OSIA was a supporter of the labor movement. In 1927, OSIA sent an attorney to Massachusetts to assist the appeal of the conviction of Sacco and Vanzetti, which OSIA described as a "terrible miscarriage of justice". OSIA's support for Sacco and Vanzetti was urged by prominent Italian-Americans, including fascists, who had formed the Comitato Pro Sacco-Vanzetti.

In November 1925, OSIA helped organize the first U.S. Fascist convention in Philadelphia. The goal of the convention was "setting up Fascist infiltration into political organizations and mutual aid societies so as to create friendly ties and spiritual agreement". After World War II, the organization faced criticism for the "heavy involvement by the OSIA in Mussolini's Fascist propaganda campaign in the 1920s and 1930s".
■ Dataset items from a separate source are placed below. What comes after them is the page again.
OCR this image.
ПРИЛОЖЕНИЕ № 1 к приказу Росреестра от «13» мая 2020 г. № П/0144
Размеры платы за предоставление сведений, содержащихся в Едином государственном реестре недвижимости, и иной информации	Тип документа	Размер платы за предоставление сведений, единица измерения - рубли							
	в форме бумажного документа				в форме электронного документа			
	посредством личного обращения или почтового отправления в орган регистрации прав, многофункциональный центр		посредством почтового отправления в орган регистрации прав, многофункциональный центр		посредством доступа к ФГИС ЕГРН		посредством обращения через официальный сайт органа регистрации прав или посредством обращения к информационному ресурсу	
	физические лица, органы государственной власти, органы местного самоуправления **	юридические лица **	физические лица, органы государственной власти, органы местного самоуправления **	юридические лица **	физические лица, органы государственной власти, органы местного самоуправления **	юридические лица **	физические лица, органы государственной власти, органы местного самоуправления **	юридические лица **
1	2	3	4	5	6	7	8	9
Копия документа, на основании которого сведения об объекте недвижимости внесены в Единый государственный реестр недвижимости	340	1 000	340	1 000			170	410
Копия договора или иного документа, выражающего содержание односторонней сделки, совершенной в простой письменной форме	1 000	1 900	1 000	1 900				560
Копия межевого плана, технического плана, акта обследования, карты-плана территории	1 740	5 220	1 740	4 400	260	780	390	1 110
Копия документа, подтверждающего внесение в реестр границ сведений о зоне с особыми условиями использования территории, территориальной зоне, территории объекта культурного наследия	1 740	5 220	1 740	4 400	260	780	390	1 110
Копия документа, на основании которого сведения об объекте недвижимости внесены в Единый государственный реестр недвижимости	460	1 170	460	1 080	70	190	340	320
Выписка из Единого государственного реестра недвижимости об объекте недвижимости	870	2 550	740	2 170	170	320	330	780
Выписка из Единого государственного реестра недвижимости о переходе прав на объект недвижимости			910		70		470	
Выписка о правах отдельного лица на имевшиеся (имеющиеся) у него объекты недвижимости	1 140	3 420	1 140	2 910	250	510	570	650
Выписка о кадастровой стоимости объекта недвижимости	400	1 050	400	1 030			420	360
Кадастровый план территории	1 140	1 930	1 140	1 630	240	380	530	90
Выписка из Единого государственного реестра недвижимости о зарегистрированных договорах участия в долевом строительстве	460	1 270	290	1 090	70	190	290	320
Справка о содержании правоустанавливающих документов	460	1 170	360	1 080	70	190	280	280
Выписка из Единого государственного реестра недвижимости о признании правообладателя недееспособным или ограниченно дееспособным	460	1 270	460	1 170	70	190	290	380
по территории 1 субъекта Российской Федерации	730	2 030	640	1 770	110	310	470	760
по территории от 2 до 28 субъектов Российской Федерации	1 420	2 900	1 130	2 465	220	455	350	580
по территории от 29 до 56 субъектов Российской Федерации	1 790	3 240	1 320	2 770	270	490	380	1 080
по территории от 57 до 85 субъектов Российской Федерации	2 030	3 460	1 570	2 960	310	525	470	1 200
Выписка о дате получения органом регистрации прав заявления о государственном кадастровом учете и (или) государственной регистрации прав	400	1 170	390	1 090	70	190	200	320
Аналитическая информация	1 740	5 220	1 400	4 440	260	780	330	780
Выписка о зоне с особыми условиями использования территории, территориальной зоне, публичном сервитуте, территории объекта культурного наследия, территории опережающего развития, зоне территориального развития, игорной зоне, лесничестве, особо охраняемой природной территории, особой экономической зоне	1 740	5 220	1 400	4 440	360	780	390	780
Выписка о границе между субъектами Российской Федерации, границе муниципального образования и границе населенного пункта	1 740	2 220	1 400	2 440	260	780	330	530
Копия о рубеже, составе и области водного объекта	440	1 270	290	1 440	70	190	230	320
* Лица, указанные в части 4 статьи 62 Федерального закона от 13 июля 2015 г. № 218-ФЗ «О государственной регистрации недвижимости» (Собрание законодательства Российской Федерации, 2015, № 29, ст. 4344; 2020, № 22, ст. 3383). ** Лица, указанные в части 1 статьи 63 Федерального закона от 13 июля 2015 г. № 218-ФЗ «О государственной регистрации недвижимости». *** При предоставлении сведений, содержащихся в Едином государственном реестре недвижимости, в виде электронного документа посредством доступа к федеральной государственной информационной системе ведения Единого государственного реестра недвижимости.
OSIA has been involved in promoting immigration legislation, assisting in the assimilation process, supporting cooperation, trade, and diplomatic relations between the United States and Italy, initiating social and fraternal events, encouraging educational achievement through scholarships, serving local communities through a variety of cultural events and raising funds for local charities, and providing low-cost group financial investments and insurance.